Trump rompe con la OTAN por Irán: «No necesitamos la ayuda de nadie»
Por Luis Moreno
En una jornada marcada por la alta tensión diplomática y bajas críticas en el tablero militar, el presidente de Estados Unidos, Donald Trump, arremetió este martes contra sus aliados de la OTAN tras la negativa de varios países miembros a sumarse a la ofensiva en el estrecho de Ormuz.
A través de su plataforma Truth Social, Trump minimizó el rechazo de los aliados asegurando que, tras los recientes avances en territorio iraní, la asistencia internacional ha dejado de ser una prioridad para Washington. “Dado el rotundo éxito militar que hemos cosechado, ya no ‘necesitamos’ —ni deseamos— la asistencia de los países de la OTAN. ¡NO NECESITAMOS LA AYUDA DE NADIE!”, sentenció el mandatario, mencionando también de forma específica a socios estratégicos como Japón, Australia y Corea del Sur.
Pese a su retórica de autosuficiencia, Trump calificó en el Despacho Oval como un «error muy tonto» la reticencia de los aliados a participar en la vigilancia del estrecho de Ormuz, actualmente bloqueado por Teherán mediante el uso de drones, misiles y minas.
Dimisión por «amenaza inexistente» e intensificación de ataques
El frente interno de la Casa Blanca también sufrió un revés con la dimisión de Joseph Kent, jefe del Centro Nacional de Contraterrorismo.
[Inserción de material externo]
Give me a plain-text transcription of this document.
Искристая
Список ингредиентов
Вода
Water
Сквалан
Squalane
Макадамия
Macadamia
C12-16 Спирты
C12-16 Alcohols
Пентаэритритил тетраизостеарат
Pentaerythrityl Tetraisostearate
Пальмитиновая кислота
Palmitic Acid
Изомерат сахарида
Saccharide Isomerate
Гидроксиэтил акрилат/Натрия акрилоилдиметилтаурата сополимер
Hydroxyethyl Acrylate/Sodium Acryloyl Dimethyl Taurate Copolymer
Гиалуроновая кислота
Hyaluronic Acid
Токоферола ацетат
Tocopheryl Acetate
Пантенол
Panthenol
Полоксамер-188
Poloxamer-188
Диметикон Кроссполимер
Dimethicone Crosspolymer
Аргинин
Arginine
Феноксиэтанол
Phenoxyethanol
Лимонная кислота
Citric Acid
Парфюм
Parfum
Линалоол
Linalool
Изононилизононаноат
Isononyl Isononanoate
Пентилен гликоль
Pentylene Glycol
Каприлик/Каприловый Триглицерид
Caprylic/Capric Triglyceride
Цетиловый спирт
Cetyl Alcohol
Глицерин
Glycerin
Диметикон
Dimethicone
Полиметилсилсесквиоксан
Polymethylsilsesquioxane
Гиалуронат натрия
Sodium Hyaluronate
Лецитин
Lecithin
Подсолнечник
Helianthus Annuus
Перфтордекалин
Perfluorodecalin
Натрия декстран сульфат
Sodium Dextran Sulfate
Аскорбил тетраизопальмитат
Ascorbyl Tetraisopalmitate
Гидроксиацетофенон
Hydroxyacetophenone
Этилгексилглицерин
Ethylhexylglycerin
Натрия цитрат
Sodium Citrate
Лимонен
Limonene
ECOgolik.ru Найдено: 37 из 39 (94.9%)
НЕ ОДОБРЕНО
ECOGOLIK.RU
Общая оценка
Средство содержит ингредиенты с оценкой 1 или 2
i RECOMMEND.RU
En una carta dirigida al presidente, Kent fue tajante al afirmar que la guerra no tiene justificación de defensa propia, señalando que “Irán no representaba una amenaza inminente” para la seguridad nacional de EE. UU.
Mientras tanto, en Oriente Próximo, el conflicto ha escalado a niveles sin precedentes tras confirmarse la muerte de figuras clave del régimen persa. Israel anunció el asesinato de Gholamreza Soleimani, jefe de la fuerza Basij, y de Ali Lariyaní, secretario del Consejo de Seguridad Nacional y considerado el arquitecto de las decisiones estratégicas de Irán tras la muerte del líder supremo Ali Jameneí.
Como respuesta a la detección de nuevos misiles lanzados hacia su territorio, el ejército israelí ha iniciado una «nueva oleada de ataques» masivos contra objetivos en Irán y el Líbano, mientras que Teherán ha recrudecido sus maniobras ofensivas en las aguas del Golfo, consolidando un cierre de facto al tráfico petrolero mundial.